La distribution est homogène, relativement investie et au français bien déclamé, même si les choses se gâtent un peu dans l’ensemble dès que l’écriture vocale devient plus exigeante. On retient l’excellente prestation de Chantal Santon-Jeffery, pleine d’aplomb et de fraîcheur en Pamina, d’autant plus qu’elle est arrivée à la dernière minute sur le projet ; ainsi que la délicieuse Camille Poul, rayonnante 1ère Dame, qu’on rêve d’entendre prochainement dans un rôle plus fourni.

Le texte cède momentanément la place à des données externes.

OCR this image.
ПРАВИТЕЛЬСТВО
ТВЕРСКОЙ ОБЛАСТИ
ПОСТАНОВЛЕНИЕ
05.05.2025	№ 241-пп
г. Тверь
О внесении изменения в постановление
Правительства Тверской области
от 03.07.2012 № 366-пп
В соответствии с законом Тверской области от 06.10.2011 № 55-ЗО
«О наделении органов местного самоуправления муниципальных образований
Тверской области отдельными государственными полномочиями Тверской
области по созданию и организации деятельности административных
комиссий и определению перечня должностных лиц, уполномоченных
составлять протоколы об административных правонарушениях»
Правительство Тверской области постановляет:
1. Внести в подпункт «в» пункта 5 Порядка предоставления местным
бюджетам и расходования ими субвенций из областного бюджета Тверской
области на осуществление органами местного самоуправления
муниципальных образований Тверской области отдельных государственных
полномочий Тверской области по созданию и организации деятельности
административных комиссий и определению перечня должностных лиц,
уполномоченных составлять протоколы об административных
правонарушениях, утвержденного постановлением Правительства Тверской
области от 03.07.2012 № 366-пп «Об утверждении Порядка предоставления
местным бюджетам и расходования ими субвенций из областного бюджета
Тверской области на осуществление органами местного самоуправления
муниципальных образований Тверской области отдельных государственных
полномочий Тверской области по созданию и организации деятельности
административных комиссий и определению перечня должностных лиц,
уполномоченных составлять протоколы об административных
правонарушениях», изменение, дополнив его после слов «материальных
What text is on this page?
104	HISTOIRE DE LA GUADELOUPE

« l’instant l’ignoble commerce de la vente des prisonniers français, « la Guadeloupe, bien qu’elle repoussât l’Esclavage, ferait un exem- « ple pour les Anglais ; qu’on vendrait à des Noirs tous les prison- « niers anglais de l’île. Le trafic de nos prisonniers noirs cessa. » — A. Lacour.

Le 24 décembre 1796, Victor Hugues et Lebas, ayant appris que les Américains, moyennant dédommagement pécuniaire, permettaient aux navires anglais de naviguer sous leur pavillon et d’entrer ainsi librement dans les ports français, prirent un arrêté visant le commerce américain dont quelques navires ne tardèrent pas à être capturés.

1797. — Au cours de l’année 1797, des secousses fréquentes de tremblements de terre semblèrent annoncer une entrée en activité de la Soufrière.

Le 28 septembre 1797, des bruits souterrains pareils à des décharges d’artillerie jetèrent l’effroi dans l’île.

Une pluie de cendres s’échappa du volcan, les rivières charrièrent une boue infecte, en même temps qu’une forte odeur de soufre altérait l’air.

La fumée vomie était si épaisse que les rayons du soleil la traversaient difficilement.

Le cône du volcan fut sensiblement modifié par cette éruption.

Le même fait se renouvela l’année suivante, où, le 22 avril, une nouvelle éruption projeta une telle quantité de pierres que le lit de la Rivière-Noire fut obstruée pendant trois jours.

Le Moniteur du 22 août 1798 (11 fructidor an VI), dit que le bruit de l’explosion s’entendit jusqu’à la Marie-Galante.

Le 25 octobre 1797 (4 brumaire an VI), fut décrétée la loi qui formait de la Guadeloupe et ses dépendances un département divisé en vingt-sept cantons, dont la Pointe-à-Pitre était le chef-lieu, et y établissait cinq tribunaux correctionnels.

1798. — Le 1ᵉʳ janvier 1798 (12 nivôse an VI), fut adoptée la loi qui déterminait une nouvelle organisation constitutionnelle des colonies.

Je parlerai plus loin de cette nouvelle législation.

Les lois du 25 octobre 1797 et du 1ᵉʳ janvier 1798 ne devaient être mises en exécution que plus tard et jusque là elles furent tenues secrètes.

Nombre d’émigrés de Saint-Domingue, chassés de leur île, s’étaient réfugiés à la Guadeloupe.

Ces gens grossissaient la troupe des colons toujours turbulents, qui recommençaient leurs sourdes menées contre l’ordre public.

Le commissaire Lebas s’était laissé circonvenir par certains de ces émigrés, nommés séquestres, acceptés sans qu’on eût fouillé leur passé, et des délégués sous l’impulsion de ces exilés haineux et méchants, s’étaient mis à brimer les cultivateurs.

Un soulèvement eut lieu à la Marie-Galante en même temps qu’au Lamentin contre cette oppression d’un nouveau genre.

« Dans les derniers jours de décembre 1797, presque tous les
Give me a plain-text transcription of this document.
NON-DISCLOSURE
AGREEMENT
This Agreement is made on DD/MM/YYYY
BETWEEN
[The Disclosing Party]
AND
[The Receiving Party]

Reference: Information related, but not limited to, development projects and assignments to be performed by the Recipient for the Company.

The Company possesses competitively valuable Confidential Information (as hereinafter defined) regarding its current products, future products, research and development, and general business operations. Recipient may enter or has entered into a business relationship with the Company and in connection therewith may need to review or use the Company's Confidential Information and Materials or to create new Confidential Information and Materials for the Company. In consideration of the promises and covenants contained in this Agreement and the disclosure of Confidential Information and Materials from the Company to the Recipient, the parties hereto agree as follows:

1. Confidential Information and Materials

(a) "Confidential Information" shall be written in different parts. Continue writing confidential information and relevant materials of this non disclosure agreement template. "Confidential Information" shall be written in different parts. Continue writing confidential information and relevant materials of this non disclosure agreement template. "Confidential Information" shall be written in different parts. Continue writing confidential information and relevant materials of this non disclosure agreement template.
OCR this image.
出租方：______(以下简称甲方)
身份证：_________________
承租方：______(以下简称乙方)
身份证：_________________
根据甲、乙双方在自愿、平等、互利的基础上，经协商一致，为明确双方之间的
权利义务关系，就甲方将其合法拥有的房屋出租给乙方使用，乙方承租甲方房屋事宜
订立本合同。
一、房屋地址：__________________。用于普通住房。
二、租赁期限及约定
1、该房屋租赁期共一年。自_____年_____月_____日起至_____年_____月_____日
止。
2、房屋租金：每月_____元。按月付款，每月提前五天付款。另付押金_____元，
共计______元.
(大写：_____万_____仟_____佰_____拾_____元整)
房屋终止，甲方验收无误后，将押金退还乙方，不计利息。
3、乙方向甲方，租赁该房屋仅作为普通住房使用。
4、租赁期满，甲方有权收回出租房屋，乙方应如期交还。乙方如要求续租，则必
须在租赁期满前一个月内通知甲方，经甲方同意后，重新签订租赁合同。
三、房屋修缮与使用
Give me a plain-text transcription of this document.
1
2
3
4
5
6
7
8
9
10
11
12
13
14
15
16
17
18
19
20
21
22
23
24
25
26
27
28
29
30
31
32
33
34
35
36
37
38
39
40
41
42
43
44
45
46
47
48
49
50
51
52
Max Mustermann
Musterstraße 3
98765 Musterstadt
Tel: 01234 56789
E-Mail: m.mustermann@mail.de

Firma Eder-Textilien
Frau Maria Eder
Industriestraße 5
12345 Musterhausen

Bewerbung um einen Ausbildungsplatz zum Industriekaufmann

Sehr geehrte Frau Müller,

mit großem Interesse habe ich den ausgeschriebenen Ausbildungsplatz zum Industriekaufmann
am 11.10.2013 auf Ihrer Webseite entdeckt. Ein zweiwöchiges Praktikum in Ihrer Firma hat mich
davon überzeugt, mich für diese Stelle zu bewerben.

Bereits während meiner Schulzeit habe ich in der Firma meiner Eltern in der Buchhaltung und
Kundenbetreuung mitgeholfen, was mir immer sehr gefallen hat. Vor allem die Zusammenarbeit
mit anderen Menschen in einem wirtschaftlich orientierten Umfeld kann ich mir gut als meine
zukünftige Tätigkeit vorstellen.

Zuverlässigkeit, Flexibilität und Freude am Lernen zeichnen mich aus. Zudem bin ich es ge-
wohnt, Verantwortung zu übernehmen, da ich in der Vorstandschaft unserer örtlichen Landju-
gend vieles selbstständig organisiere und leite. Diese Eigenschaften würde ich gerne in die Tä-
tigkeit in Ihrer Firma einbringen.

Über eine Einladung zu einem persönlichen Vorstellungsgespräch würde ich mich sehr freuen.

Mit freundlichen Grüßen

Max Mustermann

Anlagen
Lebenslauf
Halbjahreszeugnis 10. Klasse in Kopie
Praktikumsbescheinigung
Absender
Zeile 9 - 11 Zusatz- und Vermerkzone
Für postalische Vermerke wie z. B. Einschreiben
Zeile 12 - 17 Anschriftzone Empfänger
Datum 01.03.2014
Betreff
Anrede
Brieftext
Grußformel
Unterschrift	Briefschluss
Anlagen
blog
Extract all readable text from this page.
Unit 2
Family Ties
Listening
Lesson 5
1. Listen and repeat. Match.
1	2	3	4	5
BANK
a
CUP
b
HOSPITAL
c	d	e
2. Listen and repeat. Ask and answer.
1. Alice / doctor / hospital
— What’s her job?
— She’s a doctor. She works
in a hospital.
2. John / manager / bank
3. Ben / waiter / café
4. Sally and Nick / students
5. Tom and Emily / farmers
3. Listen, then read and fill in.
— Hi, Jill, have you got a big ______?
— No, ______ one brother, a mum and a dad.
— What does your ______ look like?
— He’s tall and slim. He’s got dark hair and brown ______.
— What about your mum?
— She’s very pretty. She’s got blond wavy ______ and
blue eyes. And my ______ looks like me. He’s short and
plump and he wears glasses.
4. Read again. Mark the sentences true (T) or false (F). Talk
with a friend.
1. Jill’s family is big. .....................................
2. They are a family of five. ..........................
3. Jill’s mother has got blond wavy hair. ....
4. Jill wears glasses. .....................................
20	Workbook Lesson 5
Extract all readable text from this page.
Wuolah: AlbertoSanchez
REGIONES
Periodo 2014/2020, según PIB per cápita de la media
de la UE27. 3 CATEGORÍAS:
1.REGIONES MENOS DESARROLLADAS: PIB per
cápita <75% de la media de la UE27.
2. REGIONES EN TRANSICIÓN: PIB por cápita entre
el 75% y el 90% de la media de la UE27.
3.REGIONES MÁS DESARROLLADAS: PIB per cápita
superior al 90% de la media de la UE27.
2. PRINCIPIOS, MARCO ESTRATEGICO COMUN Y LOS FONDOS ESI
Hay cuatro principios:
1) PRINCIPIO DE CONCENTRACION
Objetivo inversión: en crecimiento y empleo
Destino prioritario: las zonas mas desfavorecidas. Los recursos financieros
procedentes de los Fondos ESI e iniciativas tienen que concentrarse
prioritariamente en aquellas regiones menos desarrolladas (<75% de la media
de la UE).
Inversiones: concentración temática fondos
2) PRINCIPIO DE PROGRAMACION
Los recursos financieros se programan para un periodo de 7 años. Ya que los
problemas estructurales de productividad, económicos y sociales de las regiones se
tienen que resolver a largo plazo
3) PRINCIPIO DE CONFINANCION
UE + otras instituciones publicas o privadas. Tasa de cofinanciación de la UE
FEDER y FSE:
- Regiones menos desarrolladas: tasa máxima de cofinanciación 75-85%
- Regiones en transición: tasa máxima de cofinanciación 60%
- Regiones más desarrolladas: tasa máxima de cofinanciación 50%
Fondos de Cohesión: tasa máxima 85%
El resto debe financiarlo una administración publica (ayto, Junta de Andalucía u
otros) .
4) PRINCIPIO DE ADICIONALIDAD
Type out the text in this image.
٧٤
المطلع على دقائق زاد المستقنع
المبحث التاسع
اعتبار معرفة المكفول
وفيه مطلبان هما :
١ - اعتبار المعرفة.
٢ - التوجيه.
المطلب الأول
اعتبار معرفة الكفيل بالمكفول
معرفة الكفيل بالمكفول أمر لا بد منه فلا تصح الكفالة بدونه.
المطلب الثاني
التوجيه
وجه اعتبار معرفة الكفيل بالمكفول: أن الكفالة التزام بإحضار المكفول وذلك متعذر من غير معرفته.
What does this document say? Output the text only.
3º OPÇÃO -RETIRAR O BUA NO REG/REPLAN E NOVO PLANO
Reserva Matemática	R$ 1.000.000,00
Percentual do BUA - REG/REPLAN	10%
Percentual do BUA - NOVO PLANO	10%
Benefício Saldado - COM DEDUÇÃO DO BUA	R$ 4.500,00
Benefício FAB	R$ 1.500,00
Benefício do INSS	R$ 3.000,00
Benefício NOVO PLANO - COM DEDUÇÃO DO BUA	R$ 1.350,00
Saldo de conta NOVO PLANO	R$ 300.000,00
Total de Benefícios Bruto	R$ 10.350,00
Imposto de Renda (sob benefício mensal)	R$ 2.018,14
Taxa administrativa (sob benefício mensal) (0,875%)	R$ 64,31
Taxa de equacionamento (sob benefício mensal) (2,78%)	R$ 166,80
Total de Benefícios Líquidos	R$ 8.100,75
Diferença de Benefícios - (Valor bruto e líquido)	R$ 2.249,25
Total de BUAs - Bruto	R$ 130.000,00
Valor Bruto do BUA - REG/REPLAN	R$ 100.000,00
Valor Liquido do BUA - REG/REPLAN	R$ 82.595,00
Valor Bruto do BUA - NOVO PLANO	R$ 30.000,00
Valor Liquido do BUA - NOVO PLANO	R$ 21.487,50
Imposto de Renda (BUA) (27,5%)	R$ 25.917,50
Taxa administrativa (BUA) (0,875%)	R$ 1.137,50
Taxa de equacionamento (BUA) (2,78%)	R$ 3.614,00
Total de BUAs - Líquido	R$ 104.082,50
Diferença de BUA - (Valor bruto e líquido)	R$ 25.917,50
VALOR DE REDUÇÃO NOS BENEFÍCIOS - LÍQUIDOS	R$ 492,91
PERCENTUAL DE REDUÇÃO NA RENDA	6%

A priori plus expérimentés, Renata Pokupic et Tassis Christoyannis déçoivent légèrement en Myrrène et Bochoris/Papageno ; alors que Sébastien Droy présente une incarnation sensible d’Isménor/Tamino, qui manque un peu d’éclat.

Une résurrection sympathique donc, en rien indispensable ; on se demande d’ailleurs s’il était utile de graver cette soirée sur disque (le concert était enregistré en live). N’y a-t-il pas d’œuvres plus passionnantes à enregistrer en ces périodes de vaches maigres, on pense notamment aux opéras de Haydn dont il n’existe pratiquement aucune version correcte au disque.